Одним из препаратов класса ингибиторов ДПП-4 является вилдаглиптин (Галвус). В ходе международных клинических исследований с участием свыше 22 тыс. больных СД2 и нарушенной толерантностью к глюкозе была показана эффективность вилдаглиптина при применении его как в виде монотерапии, так и в комбинации с другими сахароснижающими средствами. К настоящему времени проведена серия работ, в которых доказана целесообразность комбинированной терапии вилдаглиптина с метформином. Вилдаглиптин в комбинации с метформином оказывает синергичное влияние на синтез и активность глюкагон-подобного пептида-1 [19], обеспечивает эффективный гликемический контроль без риска развития гипогликемий и повышения массы тела. Так, наблюдательная программа «Эффективность препарата Галвус Мет (вилдаглиптин + метформин) в реальной клинической практике в Москве» показала высокую эффективность и безопасность подобного варианта комбинированной сахароснижающей терапии 3200 пациентов с СД2 (рис. 4–6) на протяжении 12 месяцев наблюдения [20].

В другом исследовании сравнивалась эффективность комбинированной терапии вилдаглиптином (50 мг × 2 р/сут) + метформин (1500 мг/сут) с комбинацией глимепирида (6 мг/сут) + метформин (1500 мг/сут). Было показано, что в течение года терапии показатели гликемического контроля были сходными в обеих группах: среднее снижение HbA1c на 0,7–0,8 % при исходном HbA1c – 7,3 % [21]. Через год терапии разница в динамике массы тела составила 2,8 кг между больными первой и второй групп. Частота гипогликемий в группе терапии вилдаглиптином + метформин оказалась минимальной, при этом тяжелых эпизодов не было зарегистрировано вообще (рис. 7) [21].

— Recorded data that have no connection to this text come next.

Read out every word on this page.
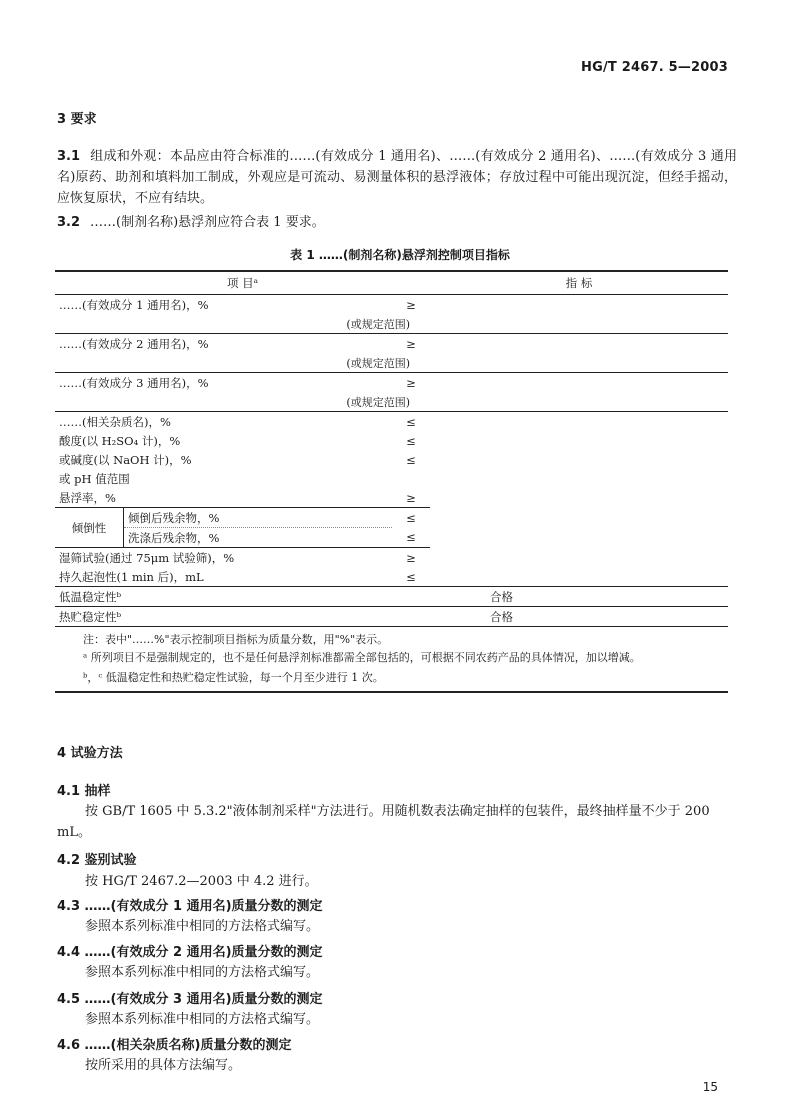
HG/T 2467. 5—2003
3 要求
3.1 组成和外观：本品应由符合标准的……(有效成分 1 通用名)、……(有效成分 2 通用名)、……(有效成分 3 通用名)原药、助剂和填料加工制成，外观应是可流动、易测量体积的悬浮液体；存放过程中可能出现沉淀，但经手摇动，应恢复原状，不应有结块。
3.2 ……(制剂名称)悬浮剂应符合表 1 要求。
表 1 ……(制剂名称)悬浮剂控制项目指标
项 目ᵃ			指 标
……(有效成分 1 通用名)，%		≥	
(或规定范围)			
……(有效成分 2 通用名)，%		≥	
(或规定范围)			
……(有效成分 3 通用名)，%		≥	
(或规定范围)			
……(相关杂质名)，%		≤	
酸度(以 H₂SO₄ 计)，%		≤	
或碱度(以 NaOH 计)，%		≤	
或 pH 值范围			
悬浮率，%		≥	
倾倒性	倾倒后残余物，%	≤	
	洗涤后残余物，%	≤	
湿筛试验(通过 75μm 试验筛)，%		≥	
持久起泡性(1 min 后)，mL		≤	
低温稳定性ᵇ			合格
热贮稳定性ᵇ			合格

注：表中"……%"表示控制项目指标为质量分数，用"%"表示。
ᵃ 所列项目不是强制规定的，也不是任何悬浮剂标准都需全部包括的，可根据不同农药产品的具体情况，加以增减。
ᵇ，ᶜ 低温稳定性和热贮稳定性试验，每一个月至少进行 1 次。			
4 试验方法
4.1 抽样
按 GB/T 1605 中 5.3.2"液体制剂采样"方法进行。用随机数表法确定抽样的包装件，最终抽样量不少于 200 mL。
4.2 鉴别试验
按 HG/T 2467.2—2003 中 4.2 进行。
4.3 ……(有效成分 1 通用名)质量分数的测定
参照本系列标准中相同的方法格式编写。
4.4 ……(有效成分 2 通用名)质量分数的测定
参照本系列标准中相同的方法格式编写。
4.5 ……(有效成分 3 通用名)质量分数的测定
参照本系列标准中相同的方法格式编写。
4.6 ……(相关杂质名称)质量分数的测定
按所采用的具体方法编写。
15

В последние годы появились сведения о том, что метформин способствует увеличению уровня глюкагон-подобного пептида-1. Среди предполагаемых механизмов обсуждается роль метформина в непосредственном усилении секреторной функции L-клеток кишечника, активации транскрипции/трансляции гена проглюкагона, снижении почечной экскреции глюкагон-подобного пептида-1, блокаде ДПП-4 [22]. Было показано, что повышение уровня глюкагон-подобного пептида-1 на фоне приема метформина и ингибиторов ДПП-4 идентично.

При комбинированном приеме метформина и ингибиторов ДПП-4 отмечается суммация эффекта.

Таким образом, комбинированная терапия метформином и ингибиторами ДПП-4 оказывает одновременное воздействие на ключевые звенья патогенеза СД2 – инсулинорезистентность и нарушение функции островковых клеток поджелудочной железы, что обеспечивает высокий терапевтический потенциал данному виду лечения.